In April 2021, Pearson was diagnosed with a rare autoimmune disorder called systemic scleroderma. The disorder is characterized by a buildup of scar tissue, or fibrosis, in the skin and other organs caused by an overproduction of collagen in the body.

There’s currently no cure for systemic scleroderma, so treatments are focused on decreasing the severity of specific symptoms through autoimmune suppressants to manage and prevent additional complications of the disease.

“I cried for a couple of weeks when I got the results,” Pearson said.

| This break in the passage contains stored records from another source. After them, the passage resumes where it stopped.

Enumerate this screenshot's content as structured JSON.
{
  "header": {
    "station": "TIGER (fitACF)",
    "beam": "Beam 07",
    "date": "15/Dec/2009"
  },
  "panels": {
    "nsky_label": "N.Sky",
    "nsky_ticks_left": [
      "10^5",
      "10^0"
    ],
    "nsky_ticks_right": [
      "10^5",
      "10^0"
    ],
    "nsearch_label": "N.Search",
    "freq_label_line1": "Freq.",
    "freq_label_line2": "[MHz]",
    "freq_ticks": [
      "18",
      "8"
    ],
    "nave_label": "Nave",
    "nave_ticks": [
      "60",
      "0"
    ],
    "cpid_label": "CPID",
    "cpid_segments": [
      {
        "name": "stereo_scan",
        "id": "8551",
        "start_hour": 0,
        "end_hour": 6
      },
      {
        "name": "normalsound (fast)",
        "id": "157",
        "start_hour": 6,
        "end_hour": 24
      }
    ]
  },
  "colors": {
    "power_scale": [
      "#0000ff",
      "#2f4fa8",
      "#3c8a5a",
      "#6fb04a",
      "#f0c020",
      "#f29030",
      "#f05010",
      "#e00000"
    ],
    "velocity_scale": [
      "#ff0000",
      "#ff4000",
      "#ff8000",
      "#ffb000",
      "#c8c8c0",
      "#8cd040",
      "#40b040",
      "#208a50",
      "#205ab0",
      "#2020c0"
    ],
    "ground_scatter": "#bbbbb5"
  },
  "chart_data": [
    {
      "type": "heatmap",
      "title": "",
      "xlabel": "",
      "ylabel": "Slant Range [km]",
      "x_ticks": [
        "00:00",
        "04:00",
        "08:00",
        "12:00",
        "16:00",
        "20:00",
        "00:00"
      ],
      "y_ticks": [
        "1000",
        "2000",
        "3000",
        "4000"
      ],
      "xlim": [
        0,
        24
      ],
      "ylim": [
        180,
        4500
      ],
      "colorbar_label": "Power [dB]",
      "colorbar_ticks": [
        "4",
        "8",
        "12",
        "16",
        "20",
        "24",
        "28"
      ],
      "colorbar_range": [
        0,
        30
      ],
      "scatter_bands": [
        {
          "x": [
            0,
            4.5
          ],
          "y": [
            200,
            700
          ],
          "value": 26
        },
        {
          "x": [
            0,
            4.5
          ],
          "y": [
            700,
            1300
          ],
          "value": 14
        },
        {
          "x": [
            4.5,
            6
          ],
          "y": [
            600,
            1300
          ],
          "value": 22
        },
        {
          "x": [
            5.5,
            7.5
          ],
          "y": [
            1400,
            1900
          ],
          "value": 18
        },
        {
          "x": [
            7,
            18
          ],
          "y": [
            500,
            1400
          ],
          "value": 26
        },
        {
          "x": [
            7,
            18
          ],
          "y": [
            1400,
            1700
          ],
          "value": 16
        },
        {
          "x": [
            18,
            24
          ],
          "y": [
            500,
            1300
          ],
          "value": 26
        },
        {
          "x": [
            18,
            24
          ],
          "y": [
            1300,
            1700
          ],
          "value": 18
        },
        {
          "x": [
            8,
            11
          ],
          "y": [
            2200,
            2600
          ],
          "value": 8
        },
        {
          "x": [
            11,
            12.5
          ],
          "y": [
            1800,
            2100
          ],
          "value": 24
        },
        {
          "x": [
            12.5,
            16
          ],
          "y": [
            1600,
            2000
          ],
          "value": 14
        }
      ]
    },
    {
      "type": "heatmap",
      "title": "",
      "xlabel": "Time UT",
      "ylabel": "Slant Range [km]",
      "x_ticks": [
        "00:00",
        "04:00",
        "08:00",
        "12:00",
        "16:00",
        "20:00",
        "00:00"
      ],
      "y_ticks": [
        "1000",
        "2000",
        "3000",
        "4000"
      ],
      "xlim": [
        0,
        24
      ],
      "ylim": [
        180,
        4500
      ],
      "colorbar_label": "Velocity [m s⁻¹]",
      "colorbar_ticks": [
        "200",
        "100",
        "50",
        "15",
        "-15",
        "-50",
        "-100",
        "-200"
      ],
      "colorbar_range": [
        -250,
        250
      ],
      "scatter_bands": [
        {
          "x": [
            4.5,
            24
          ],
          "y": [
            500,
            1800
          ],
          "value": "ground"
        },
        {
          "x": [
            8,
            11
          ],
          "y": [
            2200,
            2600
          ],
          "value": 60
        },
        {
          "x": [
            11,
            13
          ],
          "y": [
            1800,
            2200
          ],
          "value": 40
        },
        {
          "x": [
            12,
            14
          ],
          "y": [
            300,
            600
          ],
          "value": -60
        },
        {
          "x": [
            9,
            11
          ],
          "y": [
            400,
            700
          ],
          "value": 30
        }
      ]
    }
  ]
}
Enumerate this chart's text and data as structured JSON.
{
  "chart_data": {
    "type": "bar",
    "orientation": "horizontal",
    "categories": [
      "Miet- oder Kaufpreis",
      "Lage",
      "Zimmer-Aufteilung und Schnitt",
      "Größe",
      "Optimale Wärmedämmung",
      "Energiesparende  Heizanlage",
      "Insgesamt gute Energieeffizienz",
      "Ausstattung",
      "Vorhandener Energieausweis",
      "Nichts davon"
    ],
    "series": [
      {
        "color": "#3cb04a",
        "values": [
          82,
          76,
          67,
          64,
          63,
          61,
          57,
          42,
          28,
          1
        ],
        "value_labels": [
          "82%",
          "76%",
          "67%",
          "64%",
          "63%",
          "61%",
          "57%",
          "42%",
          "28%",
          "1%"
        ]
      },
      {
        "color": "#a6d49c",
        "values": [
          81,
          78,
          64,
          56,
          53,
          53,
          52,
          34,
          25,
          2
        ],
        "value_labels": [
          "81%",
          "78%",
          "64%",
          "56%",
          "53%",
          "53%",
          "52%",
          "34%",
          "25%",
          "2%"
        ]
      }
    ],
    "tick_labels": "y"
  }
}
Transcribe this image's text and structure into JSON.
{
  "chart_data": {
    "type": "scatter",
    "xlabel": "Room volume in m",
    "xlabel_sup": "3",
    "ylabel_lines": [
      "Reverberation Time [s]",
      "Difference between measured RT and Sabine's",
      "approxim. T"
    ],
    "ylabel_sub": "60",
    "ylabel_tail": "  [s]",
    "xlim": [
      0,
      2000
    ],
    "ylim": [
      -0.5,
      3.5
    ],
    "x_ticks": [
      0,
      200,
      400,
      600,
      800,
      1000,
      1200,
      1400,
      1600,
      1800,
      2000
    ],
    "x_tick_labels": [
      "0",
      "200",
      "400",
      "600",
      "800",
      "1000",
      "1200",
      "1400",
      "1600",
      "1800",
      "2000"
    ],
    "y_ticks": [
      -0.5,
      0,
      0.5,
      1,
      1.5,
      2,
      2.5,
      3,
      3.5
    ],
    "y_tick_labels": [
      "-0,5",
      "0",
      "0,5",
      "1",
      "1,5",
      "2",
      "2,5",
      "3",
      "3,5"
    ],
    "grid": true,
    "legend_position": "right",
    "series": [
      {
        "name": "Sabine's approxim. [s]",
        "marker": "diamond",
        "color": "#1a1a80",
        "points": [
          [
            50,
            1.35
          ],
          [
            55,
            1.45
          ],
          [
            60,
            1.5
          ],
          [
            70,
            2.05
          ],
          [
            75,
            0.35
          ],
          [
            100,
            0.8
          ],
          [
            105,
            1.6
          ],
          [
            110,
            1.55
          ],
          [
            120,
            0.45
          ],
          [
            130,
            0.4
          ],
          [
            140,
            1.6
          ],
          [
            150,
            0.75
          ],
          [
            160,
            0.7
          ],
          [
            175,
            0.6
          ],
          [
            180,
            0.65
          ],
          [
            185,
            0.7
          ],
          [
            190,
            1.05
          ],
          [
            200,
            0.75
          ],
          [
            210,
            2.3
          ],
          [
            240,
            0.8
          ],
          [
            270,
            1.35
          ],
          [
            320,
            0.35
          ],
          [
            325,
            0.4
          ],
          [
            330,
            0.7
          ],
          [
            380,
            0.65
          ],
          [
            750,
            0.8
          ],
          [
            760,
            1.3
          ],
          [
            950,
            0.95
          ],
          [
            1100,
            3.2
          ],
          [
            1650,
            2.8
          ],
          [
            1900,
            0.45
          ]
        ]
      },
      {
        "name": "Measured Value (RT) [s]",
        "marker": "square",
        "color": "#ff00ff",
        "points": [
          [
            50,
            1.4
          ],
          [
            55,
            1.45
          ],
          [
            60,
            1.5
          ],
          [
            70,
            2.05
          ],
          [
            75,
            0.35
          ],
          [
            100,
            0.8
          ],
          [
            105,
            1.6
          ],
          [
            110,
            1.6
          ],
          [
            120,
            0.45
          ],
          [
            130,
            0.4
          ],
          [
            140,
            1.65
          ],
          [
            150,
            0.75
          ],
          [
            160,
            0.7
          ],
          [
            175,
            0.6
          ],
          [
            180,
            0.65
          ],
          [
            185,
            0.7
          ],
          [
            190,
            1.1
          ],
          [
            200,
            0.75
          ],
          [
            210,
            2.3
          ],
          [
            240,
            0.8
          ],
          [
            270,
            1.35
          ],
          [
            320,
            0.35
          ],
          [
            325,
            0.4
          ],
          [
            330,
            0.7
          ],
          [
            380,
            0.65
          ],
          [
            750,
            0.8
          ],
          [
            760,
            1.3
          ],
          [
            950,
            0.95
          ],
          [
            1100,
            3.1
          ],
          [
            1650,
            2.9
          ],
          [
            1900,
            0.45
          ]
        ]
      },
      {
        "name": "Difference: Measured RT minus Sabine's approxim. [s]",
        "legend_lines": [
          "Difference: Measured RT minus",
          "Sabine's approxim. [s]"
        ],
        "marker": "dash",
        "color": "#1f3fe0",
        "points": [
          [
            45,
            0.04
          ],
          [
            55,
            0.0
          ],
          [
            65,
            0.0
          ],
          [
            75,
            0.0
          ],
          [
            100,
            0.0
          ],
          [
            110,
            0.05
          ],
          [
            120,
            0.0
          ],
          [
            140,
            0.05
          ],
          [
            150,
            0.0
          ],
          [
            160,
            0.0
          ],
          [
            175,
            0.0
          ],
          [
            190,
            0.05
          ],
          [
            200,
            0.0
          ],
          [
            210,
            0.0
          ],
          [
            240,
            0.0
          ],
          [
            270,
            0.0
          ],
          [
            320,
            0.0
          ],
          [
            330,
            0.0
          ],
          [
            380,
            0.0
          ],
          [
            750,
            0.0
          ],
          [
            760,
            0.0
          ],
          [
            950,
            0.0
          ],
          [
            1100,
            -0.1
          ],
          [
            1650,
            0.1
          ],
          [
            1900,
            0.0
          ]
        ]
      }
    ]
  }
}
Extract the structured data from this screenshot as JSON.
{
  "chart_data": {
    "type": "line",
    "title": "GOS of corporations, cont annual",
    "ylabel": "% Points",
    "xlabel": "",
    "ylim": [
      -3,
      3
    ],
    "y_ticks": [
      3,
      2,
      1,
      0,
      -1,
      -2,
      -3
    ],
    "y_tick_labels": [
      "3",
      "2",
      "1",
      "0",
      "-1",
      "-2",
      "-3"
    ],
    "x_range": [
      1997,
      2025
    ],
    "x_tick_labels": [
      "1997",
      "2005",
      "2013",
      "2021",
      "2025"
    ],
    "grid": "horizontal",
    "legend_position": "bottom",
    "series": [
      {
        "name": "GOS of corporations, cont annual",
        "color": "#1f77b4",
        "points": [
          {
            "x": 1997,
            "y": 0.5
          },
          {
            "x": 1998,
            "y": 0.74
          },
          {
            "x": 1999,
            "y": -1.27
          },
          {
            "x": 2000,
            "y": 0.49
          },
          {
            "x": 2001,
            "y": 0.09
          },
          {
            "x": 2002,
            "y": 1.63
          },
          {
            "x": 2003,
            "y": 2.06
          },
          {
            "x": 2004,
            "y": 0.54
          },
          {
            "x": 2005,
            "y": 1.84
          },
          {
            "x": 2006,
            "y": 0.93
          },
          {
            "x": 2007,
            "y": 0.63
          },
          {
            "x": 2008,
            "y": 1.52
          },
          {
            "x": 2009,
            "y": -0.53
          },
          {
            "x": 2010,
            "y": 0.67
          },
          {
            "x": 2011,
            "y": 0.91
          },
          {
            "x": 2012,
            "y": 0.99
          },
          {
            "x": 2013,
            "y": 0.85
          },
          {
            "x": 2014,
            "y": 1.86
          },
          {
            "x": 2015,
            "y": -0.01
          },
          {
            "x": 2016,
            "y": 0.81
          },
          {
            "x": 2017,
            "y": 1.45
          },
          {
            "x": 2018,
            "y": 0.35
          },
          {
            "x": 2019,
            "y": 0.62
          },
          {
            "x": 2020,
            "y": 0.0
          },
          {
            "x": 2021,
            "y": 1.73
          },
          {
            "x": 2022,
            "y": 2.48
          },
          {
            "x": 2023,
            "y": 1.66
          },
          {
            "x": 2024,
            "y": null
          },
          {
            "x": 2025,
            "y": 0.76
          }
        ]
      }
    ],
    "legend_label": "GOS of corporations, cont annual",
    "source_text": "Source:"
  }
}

Pearson said the autoimmune disorder has resulted in excessive fibrosis in her lungs, and has impacted her digestive system, joints and muscles. Pearson said she has no energy and is in “constant pain.”

While she has been prescribed supplemental oxygen to help with her lungs, Pearson said she is still waiting to hear back from the respirologist on a treatment plan. Before being prescribed immunosuppressants, Pearson says she has to see various other specialists, including an ENT, cardiologist and gastroenterologist, for routine tests.

However, Pearson says it is taking months to get appointments with these various physicians and she doesn’t know if she will make it that long.

“Waiting for the medication that would slow down the disease is very frustrating and scary because you don’t know at what pace it’s progressing,” Pearson said.

“The irony [is] if I could not breathe due to COVID, I would have been treated already.”